Reflecting on the crisis facing the UK prison system ahead of the government’s sentencing review, Mr Timpson said a major problem was the high rate of reoffending, saying “80% of offending is reoffending”.
He said people were leaving places like HMP Preston “addicted to drugs, nowhere to live, mental health problems – and that’s why they keep coming back”.
Asked whether every prison had a drugs issue, he replied: “100%.”
“If we want to keep the public safe, we need to do a lot more of the work in here and in the community.

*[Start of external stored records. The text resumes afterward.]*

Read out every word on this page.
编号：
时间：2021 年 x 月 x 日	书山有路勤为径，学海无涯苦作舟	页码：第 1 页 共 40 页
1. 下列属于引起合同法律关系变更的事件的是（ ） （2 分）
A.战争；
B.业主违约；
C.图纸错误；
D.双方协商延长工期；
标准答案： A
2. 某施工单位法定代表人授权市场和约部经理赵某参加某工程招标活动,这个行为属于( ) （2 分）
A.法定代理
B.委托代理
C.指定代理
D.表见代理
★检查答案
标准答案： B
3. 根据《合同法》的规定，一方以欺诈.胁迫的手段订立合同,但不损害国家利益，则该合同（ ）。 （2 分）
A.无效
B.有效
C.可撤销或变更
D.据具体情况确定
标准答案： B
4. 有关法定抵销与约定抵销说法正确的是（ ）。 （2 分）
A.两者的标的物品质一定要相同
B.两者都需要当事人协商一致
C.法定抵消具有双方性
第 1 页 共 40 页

But also we need to build more prisons.”
Put to him that making more use of community sentences – thought to be one of the recommendations in the government’s sentencing review – might be considered a “cushy option” compared to a custodial sentence, Mr Timpson said: “There are some people in this prison tonight who would prefer to be in prison than do a community sentence – but that’s not everybody.
“Community sentences need to be tough punishments outside of prison, not just to help them address their offending behaviour, but also the victims need to see punishments being done too and for me, technology has a big part to play in the future.”